Шрифт:
Наверное, если посмотреть так…
– Скоро отец моего мужа уйдет к предкам, - спокойно произнесла Отуля. – Он силен, но и силы не хватит, чтобы удержать тело.
– А ты…
– Делаю, что могу. Меня хорошо учили.
– Не сомневаюсь, - он сел и принял кружку с травяным отваром. – Ты бы с матушкой поговорила…
– Михаил должен был занять его место. Теперь его нет.
– Он ведь не твой сын?
– И мой тоже. Я растила его, - её пальцы погладили дракона. – Но он умер.
– Его убили.
– Да. Знаю.
– А что еще ты знаешь? – травы были мягкими, ни едкой горечи, ни такой же едкой, раздражающей, сладости.
– Немного, - она не стала садиться рядом. А ведь не выглядит старой. И морщин нет, и седины. Черты лица… своеобразные, но это для Бекшеева. Если её приняли в Запретный город, с точки зрения китайцев Отуля – красавица. – Он нашел ту, которая разбудила сердце. Стал уходить. Ругался с отцом. Отец моего мужа хотел, чтобы Михаил выходил в море. Принимал дела. Разбирался. А он убегал.
Вполне закономерно для подростка, особенно влюбленного.
– Он стал избегать работы. Отговаривался. Уходил. Иногда ночью. Думал, что все спят.
Но у того, кто жил в гареме, сон чуткий.
– Возвращался под утро. И одежду оставлял.
– Ты не пыталась расспрашивать?
Отуля покачала головой.
– Мало спал. И злился. Злился много. Сказал, что не мое дело. Украл фонари. Два. Отцу соврал, что потерял, но это неправда. Еще пропали старые лампы, масло. Веревки. И на одежде его была красная пыль.
Ничего не понятно, но… осталось найти эту красную пыль.
И сейчас уже, в доме, Бекшеев боролся со сном, который накатывал волнами, но пока получалось держаться, и пытался думать.
Про камни.
Пыль.
И зверя. Зверя, который может встать на след. И тогда что-то да прояснится.
Возможно.
[1] Тоже вполне реальный обычай. И разумный в чем-то. Хотя и свинский по отношению к девушкам.
Глава 25. Тройка жезлов
Глава 25. Тройка жезлов
«Героические защитники Родины — инвалиды Великой войны — окружены всенародной заботой. Возвратившись к мирному труду, многие из них добиваются высоких показателей на производстве. В районах Новосибирской области тысячи бывших фронтовиков руководят хозяйствами, животноводческими фepмами, работают бригадирами, трактористами, комбайнерами»
«Известия»
В бане мы и уснули.
И во сне все было хорошо. А что именно – понятия не имею, потому как не сохранилось ничего, кроме этого вот странного, давно забытого ощущения счастья.
А проснувшись, я увидела Отулю. Та сидела на полу, на пятках, с прямой спиной. И смотрела. Вот… вот никак к этому взгляду не привыкну. Да…

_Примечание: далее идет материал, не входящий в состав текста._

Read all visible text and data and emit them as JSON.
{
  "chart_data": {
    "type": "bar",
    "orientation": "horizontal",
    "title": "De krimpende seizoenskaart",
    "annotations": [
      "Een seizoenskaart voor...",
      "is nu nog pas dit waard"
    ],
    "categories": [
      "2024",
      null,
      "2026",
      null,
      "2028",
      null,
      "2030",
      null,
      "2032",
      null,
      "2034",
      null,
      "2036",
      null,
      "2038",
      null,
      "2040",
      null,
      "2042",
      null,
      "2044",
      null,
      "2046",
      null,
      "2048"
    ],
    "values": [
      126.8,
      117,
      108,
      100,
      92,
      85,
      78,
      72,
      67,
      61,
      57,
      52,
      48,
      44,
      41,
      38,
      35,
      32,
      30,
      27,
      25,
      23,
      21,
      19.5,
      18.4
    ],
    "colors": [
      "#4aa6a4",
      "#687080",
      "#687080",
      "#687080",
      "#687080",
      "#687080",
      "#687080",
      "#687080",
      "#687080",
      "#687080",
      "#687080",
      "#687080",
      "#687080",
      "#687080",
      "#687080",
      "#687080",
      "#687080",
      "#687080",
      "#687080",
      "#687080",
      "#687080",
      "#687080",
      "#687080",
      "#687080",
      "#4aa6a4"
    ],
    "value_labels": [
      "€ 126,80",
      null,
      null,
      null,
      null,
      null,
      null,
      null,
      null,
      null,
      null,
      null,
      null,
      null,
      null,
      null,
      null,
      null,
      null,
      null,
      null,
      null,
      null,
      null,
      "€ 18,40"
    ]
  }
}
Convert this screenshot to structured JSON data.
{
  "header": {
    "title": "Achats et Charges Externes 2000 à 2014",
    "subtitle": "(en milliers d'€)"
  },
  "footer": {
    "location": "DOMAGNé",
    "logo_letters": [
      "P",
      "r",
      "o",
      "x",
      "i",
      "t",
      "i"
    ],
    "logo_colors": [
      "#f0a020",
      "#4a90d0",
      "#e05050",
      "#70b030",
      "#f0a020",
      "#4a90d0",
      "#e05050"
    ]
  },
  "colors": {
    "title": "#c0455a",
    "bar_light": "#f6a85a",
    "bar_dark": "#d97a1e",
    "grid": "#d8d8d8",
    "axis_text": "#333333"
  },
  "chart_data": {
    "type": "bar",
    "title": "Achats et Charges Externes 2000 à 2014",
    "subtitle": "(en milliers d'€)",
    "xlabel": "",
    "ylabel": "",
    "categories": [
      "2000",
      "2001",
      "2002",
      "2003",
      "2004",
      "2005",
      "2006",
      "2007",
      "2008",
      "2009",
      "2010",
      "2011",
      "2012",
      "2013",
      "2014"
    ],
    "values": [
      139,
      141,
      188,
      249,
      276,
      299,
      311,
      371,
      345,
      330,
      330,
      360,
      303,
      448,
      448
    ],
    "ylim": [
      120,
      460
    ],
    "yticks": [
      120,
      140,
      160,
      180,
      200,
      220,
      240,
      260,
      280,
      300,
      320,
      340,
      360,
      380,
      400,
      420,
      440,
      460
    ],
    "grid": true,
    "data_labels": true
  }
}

– Что? Опять я все проспала? – со сна голос был сиплым.
А в предбаннике темень. И окошек нет, а лампа не горит, зато имеется свеча, стоящая в старой миске. Да и сама свеча кривая, явно слепленная из огарков.
Я села, потянулась, чувствуя, как трещат кости.
– Чем ты вчера меня опоила-то?
Отуля молча указала на пол, по другую сторону свечи.
Ясно.
То есть ни хрена не ясно, но я не чувствую злости, да и псица тоже спокойна. Вон, лежит под лавкой, вылизывается старательно. И если не приглядываться, то можно принять её за обыкновенную собаку.
Софья…
А что, Софье одной не будет скучно. Да и не полезет к ней никто.
Я опустилась на пол, попыталась сесть, как Отуля, но суставы заныли, поэтому ноги я скрестила перед собой. А она поднесла руку к огню, и пламя потянулось к ладони этакой рыжей нитью.
Коснулось кожи.
Обвило.
Интересно… а у нее, выходит, дар? Но молчу. Жду. Не развлечения ради она эти фокусы затеяла.
Отуля выплетала из огня что-то… что-то, не пойму что. И главное ловко так. Нить эта скользила под пальцами её. А я смотрела. И когда она протянула руку, я дала свою.
– Ай! – вот кто ж знал, что она просто шлепнет огнем по руке. Больно же! Псица дернулась было, но опять легла. А ведь она меня защищать должна бы.
Или не получилось?
Нет, чувствую… да, пожалуй, чувствую. Не так, как Мрака, но тоже неплохо. Я подула на ладонь.